World Cup business is booming at the street market in the Newton district of Johannesburg. Fans are flocking to pick up shirts, scarves and anything else they need to show their support in the stadium.
Soaring sales may only last as long as the fiesta continues. But enduring benefits may come from South Africa’s improved infrastructure. And some here say the tournament is reinforcing communtiy ties.
“The World Cup for me is something that is really bringing South Africans together,” said one man.
“I just wish that my African brothers could see the other side of living together, instead of fighting.”
But the party spirit is being put to the test by the host nation’s disappointing results. Another man said Bafana Bafana’s failure to win meant “people are down, now.”
One week into the World Cup, advertising professionals are also weighing up the consequences of South Africa’s results. The huge Ogilvy agency has worked on many Fifa projects.
“I don’t think FIFA are deeply interested in the South African dream, as much as they are in selling tickets,” said Jonathan Beggs, Creative Director of Ogilvy Johannesburg.
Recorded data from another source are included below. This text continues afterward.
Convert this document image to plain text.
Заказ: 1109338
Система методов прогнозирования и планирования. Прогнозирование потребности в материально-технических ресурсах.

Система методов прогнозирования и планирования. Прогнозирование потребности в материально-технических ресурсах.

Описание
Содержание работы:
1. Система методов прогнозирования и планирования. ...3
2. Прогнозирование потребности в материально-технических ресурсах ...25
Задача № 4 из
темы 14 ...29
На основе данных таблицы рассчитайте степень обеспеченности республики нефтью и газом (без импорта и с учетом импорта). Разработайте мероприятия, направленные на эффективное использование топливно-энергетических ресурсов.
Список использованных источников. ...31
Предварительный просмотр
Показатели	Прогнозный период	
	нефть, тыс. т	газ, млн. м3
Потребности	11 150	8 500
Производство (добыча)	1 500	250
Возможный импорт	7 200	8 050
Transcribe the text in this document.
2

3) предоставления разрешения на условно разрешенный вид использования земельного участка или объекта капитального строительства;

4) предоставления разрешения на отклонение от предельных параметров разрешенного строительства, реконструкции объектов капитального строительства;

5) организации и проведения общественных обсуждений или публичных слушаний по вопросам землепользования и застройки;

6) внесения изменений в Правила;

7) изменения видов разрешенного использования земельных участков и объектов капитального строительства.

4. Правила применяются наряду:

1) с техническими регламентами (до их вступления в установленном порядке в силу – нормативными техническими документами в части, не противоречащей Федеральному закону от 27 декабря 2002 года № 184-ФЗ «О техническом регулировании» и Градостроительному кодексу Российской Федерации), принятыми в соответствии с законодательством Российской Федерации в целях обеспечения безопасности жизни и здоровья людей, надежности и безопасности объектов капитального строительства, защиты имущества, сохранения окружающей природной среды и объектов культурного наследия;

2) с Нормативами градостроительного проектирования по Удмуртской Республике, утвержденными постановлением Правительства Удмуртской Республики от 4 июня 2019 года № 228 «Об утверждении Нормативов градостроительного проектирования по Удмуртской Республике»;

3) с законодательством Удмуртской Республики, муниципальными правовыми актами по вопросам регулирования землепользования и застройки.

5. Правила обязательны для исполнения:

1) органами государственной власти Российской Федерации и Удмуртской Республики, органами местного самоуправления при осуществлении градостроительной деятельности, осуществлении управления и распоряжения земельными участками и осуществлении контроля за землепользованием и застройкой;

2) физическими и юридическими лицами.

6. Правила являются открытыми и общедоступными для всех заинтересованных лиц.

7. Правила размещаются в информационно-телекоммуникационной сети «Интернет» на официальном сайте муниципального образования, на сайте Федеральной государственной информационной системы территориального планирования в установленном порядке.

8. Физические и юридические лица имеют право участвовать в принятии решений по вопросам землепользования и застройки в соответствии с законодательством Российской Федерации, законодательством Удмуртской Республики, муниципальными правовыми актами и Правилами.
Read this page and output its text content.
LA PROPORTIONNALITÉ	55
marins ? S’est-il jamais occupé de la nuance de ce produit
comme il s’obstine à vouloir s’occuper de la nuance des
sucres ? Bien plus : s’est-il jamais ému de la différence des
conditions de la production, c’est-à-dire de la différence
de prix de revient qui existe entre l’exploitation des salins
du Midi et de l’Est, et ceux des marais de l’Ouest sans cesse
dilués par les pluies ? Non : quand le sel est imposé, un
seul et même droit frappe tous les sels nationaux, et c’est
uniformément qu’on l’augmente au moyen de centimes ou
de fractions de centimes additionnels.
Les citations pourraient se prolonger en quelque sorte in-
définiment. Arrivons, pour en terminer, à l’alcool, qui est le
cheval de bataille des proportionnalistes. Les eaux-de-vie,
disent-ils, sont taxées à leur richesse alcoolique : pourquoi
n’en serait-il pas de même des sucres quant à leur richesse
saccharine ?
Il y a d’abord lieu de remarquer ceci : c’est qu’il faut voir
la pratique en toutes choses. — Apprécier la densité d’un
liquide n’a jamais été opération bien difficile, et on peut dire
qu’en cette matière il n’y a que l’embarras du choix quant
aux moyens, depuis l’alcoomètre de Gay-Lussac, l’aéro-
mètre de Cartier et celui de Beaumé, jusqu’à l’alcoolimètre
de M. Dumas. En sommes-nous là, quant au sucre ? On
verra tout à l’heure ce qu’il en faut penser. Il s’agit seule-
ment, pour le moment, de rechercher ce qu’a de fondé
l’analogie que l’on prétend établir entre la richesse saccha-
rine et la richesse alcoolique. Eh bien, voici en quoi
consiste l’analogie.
“The tickets have been sold, so their job is done. Now the thing has to run smoothly. The stadiums have to be full, and there has to be security, there has to be coverage and all of that stuff. But as far as following up on the dream, I don’t think FIFA are now going to say they must change their World Cup communications. It is more South African brands that have rallied behind Bafana that will have to change their communication agenda.”
Whatever the home team’s record, one simple fact remains. The biggest sporting event on earth is being staged on African soil for the first time. And that is a winning formula!